SEATTLE -- A 6,200-square-foot mansion moved from Seattle to Bainbridge Island rolled off the barge that carried it across Puget Sound and up onto dry land at about 9 p.m. Friday.

A few people gathered along the shoreline to watch the last step in what was a slow and careful journey.

The home, built in 1923, was placed on a barge on Lake Washington and moved from Denny Blaine Park in Seattle's Madison Park neighborhood to Bainbridge Island overnight Wednesday.

The mansion arrived on the south end of the island Thursday morning. Crews with Nickel Brothers, who handled the move, said the home needed to be loaded off in extreme high tide.

Homeowners Mary Rain and her husband had been looking for the perfect house ever since their old home on Bainbridge Island burned down in 2012.

They spotted the four-bedroom vintage home on the website for the Nickel Brothers, which sells and relocates homes, and fell in love. They purchased the home for $850,000, which includes delivery and the price of the home.

"It just feels like it has so many stories," said Mary. "It has history and character. It fact, just today we met a couple of the former owners of this house who grew up in it the 1940s, 1950s, and 1960s."

Mary and her family were among many that spent Wednesday watching the home be loaded onto a barge, as crews prepared it for its journey to Bainbridge Island.

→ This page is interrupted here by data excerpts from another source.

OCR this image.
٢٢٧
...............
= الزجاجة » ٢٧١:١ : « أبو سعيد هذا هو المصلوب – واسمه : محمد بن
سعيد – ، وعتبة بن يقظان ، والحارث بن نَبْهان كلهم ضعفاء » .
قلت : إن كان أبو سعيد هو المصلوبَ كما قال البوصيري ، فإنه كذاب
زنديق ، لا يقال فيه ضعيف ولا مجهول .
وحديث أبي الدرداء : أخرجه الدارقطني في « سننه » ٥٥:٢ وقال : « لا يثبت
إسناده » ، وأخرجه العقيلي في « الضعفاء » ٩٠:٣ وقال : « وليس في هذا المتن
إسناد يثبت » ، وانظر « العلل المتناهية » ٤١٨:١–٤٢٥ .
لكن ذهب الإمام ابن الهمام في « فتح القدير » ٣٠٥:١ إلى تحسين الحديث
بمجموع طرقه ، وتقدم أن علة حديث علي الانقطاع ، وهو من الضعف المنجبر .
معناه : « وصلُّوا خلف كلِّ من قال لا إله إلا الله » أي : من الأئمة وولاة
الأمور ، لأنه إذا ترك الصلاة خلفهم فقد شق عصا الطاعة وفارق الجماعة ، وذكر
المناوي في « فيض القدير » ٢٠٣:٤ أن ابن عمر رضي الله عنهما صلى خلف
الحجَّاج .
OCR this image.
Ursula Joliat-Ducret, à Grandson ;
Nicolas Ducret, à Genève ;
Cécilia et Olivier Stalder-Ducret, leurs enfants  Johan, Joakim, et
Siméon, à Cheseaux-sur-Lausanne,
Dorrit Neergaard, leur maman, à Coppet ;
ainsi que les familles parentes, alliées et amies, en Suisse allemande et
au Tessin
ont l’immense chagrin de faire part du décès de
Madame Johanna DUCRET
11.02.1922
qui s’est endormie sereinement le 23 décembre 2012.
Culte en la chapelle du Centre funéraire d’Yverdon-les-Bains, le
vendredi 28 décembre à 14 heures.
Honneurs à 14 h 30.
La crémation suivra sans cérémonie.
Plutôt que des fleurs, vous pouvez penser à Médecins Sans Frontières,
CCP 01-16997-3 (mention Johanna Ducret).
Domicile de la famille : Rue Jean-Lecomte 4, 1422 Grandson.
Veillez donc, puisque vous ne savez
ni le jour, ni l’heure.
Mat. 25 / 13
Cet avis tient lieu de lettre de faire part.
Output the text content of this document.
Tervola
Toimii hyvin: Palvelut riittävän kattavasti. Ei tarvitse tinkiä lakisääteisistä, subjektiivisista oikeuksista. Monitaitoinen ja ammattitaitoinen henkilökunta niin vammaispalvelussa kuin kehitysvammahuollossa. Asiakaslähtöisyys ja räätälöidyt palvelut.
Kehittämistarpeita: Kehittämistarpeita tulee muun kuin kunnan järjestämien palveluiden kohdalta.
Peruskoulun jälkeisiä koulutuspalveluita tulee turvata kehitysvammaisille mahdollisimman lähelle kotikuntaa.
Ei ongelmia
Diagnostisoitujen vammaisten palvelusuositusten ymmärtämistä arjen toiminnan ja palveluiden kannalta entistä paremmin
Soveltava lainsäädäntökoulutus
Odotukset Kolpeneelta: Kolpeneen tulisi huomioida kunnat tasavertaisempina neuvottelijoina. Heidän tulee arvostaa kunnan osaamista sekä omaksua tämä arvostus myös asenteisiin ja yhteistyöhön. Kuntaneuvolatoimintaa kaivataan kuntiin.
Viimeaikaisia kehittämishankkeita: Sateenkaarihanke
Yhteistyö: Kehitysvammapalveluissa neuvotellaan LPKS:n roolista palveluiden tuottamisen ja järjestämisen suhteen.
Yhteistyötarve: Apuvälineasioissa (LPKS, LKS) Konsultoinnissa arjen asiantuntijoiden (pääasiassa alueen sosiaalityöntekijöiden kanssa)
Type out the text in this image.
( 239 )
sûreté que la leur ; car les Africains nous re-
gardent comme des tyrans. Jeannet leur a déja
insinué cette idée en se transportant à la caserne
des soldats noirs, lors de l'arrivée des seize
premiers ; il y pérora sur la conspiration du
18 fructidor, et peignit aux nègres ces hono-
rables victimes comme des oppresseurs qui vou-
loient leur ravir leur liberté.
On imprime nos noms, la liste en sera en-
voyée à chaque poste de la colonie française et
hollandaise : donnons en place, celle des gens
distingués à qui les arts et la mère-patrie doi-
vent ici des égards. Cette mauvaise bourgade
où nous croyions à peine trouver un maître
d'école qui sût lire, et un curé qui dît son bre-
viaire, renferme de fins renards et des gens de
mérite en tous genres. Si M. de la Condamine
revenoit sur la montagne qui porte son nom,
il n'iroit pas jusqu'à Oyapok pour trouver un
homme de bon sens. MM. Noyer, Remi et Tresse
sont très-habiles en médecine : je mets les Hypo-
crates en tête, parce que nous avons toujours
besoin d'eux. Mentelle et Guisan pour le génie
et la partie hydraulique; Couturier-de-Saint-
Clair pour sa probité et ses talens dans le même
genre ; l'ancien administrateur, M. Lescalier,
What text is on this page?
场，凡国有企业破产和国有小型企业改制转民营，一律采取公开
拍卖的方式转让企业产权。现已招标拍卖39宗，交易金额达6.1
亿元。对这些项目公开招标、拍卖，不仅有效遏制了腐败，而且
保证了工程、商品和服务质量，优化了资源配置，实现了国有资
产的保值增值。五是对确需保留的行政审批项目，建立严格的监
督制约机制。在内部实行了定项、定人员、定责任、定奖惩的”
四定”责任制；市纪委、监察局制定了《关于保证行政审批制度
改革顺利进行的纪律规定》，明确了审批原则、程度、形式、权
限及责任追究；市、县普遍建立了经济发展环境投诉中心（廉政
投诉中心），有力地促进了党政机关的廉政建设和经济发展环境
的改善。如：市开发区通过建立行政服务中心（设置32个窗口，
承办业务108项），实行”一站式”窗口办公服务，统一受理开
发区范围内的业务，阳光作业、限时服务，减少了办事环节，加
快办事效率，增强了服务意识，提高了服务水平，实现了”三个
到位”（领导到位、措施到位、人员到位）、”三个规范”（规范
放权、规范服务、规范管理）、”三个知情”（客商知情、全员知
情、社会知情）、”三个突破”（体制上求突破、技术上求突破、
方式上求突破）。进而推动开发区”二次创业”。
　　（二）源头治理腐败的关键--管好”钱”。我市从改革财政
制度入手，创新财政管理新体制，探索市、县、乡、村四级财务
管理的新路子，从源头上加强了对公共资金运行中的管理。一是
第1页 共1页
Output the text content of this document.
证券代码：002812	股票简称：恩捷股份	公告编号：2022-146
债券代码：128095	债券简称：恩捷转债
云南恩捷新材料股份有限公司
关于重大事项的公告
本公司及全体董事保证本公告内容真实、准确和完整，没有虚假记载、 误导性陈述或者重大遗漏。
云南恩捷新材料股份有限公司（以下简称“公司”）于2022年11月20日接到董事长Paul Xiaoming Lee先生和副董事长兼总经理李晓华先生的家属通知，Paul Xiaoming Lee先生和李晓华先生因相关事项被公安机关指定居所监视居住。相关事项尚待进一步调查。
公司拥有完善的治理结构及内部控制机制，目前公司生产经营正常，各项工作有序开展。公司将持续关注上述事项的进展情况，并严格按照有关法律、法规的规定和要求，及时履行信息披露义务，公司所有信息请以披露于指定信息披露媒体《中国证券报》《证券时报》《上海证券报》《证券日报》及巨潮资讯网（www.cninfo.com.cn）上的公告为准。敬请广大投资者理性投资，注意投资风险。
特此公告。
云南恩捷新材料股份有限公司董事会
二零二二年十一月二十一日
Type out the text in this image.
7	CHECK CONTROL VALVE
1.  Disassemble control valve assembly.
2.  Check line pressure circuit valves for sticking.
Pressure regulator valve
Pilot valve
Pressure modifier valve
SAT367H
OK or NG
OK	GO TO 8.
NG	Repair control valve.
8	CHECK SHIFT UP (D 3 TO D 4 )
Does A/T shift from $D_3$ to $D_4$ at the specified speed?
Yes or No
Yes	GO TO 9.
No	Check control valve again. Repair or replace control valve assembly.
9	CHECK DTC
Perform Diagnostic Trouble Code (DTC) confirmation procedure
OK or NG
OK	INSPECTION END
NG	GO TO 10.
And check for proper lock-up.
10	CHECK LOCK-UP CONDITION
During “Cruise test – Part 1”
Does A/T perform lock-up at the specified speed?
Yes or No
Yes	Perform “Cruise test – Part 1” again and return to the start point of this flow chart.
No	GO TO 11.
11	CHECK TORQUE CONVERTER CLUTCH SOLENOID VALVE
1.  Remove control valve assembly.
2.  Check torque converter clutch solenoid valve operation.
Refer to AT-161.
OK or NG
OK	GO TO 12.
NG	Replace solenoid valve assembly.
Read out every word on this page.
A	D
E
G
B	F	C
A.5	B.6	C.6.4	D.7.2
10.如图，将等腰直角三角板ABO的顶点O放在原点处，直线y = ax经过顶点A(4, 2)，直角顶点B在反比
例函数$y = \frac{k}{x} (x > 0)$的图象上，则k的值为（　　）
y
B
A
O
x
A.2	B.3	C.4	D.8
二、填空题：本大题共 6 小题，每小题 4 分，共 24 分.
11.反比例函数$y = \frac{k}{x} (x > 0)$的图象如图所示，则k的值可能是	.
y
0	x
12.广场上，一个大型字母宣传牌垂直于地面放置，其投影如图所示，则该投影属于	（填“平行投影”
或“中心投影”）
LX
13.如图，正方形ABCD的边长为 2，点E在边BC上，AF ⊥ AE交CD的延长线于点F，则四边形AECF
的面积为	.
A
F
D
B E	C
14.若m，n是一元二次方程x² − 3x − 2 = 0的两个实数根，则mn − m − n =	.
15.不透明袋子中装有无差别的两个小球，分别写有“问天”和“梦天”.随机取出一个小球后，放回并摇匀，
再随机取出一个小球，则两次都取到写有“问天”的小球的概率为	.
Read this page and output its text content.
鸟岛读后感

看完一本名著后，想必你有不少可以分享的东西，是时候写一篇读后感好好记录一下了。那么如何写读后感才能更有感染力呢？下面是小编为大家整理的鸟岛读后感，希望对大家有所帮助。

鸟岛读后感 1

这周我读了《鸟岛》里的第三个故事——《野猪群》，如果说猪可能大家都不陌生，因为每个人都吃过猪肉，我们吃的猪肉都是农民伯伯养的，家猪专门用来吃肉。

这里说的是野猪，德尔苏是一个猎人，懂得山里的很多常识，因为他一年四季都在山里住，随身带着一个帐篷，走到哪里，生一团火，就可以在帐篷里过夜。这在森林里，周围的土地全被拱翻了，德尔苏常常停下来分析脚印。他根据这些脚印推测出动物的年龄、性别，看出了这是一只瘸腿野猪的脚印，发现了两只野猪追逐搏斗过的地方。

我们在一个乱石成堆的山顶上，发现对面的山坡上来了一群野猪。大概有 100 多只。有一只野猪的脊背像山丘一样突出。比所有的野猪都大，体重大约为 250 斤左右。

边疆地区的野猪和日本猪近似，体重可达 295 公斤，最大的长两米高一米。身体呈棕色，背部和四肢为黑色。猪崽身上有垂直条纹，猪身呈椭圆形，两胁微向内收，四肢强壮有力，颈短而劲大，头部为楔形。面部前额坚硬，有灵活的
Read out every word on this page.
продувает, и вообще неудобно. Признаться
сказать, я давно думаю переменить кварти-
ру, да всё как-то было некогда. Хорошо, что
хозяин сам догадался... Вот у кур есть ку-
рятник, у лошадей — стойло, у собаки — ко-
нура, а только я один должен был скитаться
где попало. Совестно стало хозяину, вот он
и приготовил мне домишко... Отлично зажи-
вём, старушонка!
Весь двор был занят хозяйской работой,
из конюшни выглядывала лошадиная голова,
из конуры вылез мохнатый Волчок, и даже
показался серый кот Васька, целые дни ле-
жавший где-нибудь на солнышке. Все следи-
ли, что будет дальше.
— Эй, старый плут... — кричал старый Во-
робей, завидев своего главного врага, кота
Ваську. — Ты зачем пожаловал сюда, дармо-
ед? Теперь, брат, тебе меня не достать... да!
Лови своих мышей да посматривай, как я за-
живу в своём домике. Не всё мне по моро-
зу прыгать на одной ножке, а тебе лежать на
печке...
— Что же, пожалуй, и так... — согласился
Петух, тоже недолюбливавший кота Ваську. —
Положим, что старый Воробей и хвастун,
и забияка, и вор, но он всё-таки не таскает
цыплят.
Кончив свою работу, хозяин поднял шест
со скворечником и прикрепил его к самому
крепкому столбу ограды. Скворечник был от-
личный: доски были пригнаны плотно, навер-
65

"They're being very responsible with it, actually," said eight-year-old Teoman Champagne, who could barely contain his excitement as the house started moving. "It's super cool!"

According to the Nickels Brothers website, the home features unique architectural details such as custom white oak molding, silk-paneled walls, ironwork stair railings and a massive glass skylight. It also features upgrades such as a gourmet kitchen and a state-of-the-art technology heating and cooling system. Nickel Brothers estimates the home's value between $3.5 million to $6 million.

Rain said the move took months of planning with engineers and the Nickels Brothers.

"It is an amazing engineering challenge," she said. "The house weighs 400 tons. And it has quite a ways to go between here and it's new home."

The home is move-in ready, but they still need to lay a cement foundation at the location in Bainbridge Island. Rain says she and her husband and their three children hope to move in by the end of the summer.

Crews with Nickel Brothers called the recycling of this home a triple win: a win for the original homeowner who did not want to see it demolished, a win for Mary's family, and also a win for the environment. A Nickel Brothers spokesperson said recycling the home prevented nearly 200 trees' worth of lumber used to build it from winding up in the landfill.